Il en découle sur le plan thérapeutique que l'intervention, pour être efficace, ne saurait être exclusivement médicale. Mais où va-t-on ? Nous nous engageons ici dans une voie dangereuse au regard d'une idéologie médicale largement majoritaire, dans un chemin où se dévoile le caractère politique de la médecine, déterminée par le système culturel et politique, et déterminant en retour ledit système : un chemin au bout duquel la médecine n'appartiendrait plus aux seuls médecins. Il s'agit en fait de rendre aux gens un pouvoir qu'ils demandent qu'on leur prenne, et que la médecine ne peut assumer.

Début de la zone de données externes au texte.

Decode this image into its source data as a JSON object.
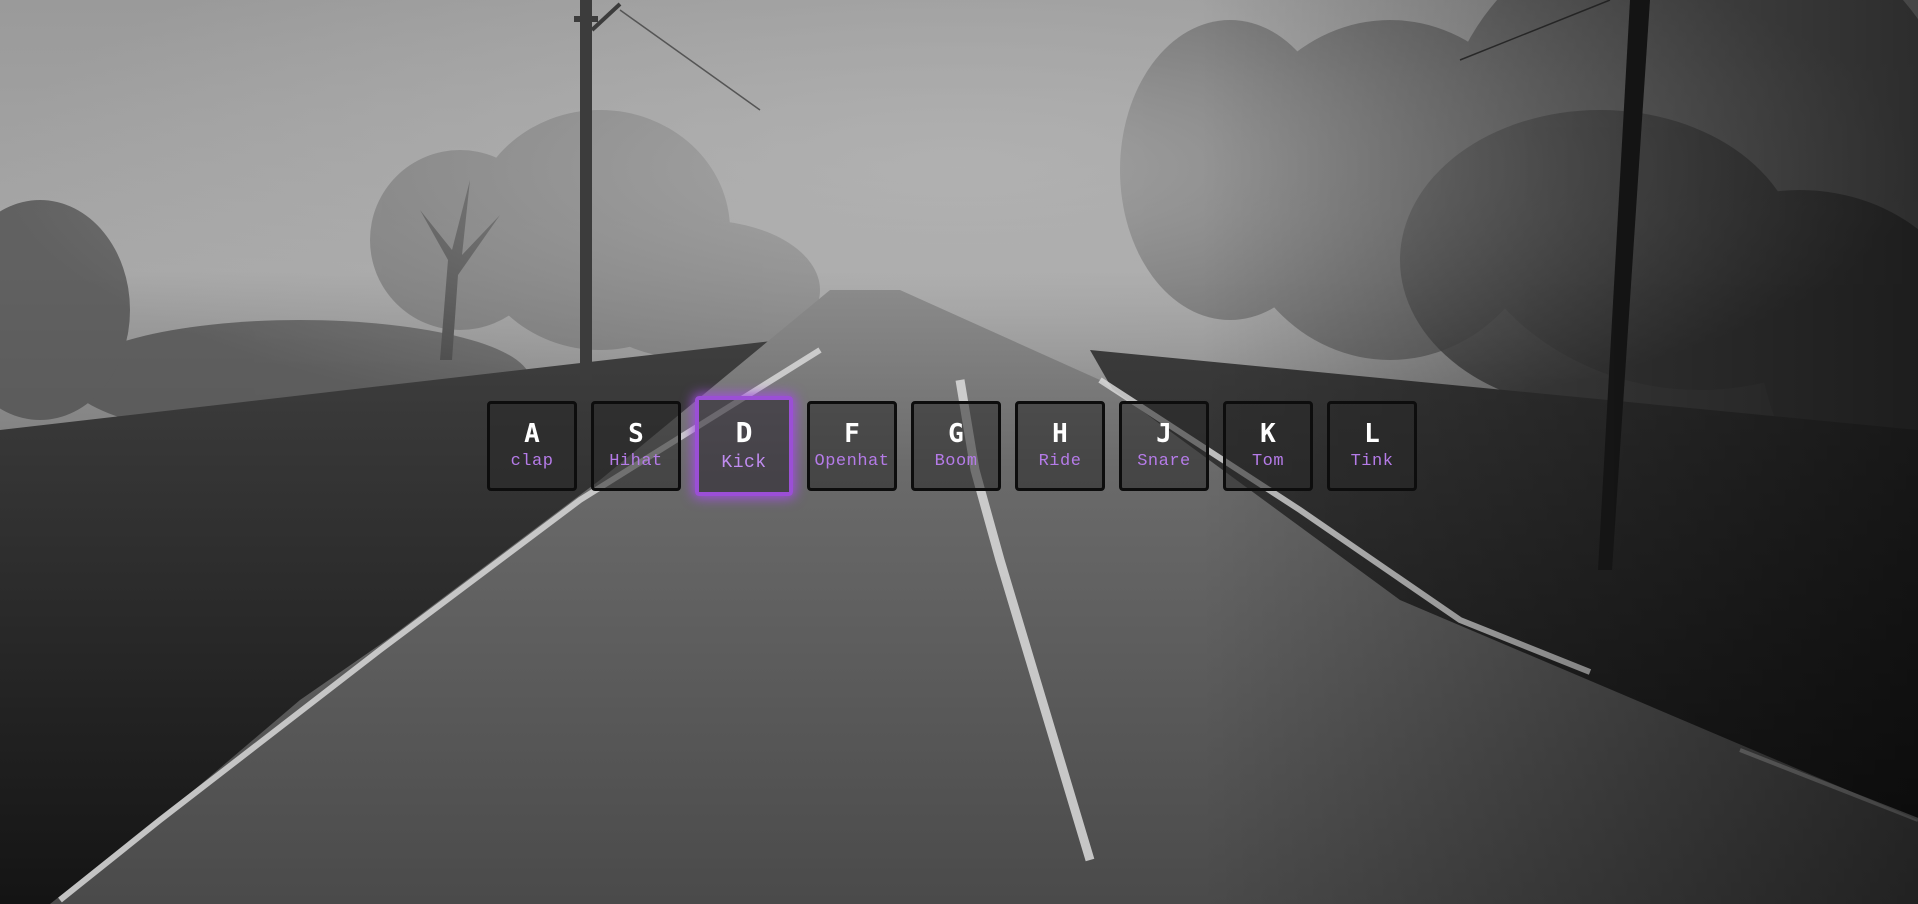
{
  "drum_kit": {
    "keys": [
      {
        "letter": "A",
        "sound": "clap",
        "playing": false
      },
      {
        "letter": "S",
        "sound": "Hihat",
        "playing": false
      },
      {
        "letter": "D",
        "sound": "Kick",
        "playing": true
      },
      {
        "letter": "F",
        "sound": "Openhat",
        "playing": false
      },
      {
        "letter": "G",
        "sound": "Boom",
        "playing": false
      },
      {
        "letter": "H",
        "sound": "Ride",
        "playing": false
      },
      {
        "letter": "J",
        "sound": "Snare",
        "playing": false
      },
      {
        "letter": "K",
        "sound": "Tom",
        "playing": false
      },
      {
        "letter": "L",
        "sound": "Tink",
        "playing": false
      }
    ]
  },
  "colors": {
    "accent": "#b57be8",
    "active_border": "#9b4fd6",
    "key_border": "#0d0d0d",
    "letter": "#ffffff"
  }
}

Eux seuls peuvent prendre, dans cette mesure, des décisions thérapeutiques efficaces.

Ainsi, affirmer l'impuissance de la médecine devant la maladie et la mort ne veut pas dire qu'elle ne peut rien, mais qu'elle ne peut rien seule. Et c'est ce que l'étalage de science des manifestations médicales tend à masquer, consciemment ou non, aux médecins comme aux malades.

Il serait temps de le dire largement. Mais la médecine le veut-elle, et le peut-elle ? et sinon, pourquoi ? Il y aurait là, dans l'intérêt de la santé, matière pour les soignants et les soignés à d'intéressantes tables rondes qui font dramatiquement défaut dans les congrès médicaux : sur la signification de la maladie en tant que langage ou que révolte du corps ou de l'esprit, et du rôle de la médecine dans la société qui est d'exclure et de réprimer ce langage et cette révolte.

J. C.

Notes

[1] « L'homme de science voit le bacille et sa toxine. C'est sur ce plan d'ailleurs qu'il doit et peut agir. Il ne peut empêcher les guerres et les accidents du travail, mais peut étudier la toxine tétanique, fabriquer un sérum et un vaccin et l'administrer à ceux qui sont menacés. » (Professeur Henri PEQUINOT, La Nef, n° 49, oct-déc. 1972, numéro curieusement appelé : « Vers une antimédecine » [?].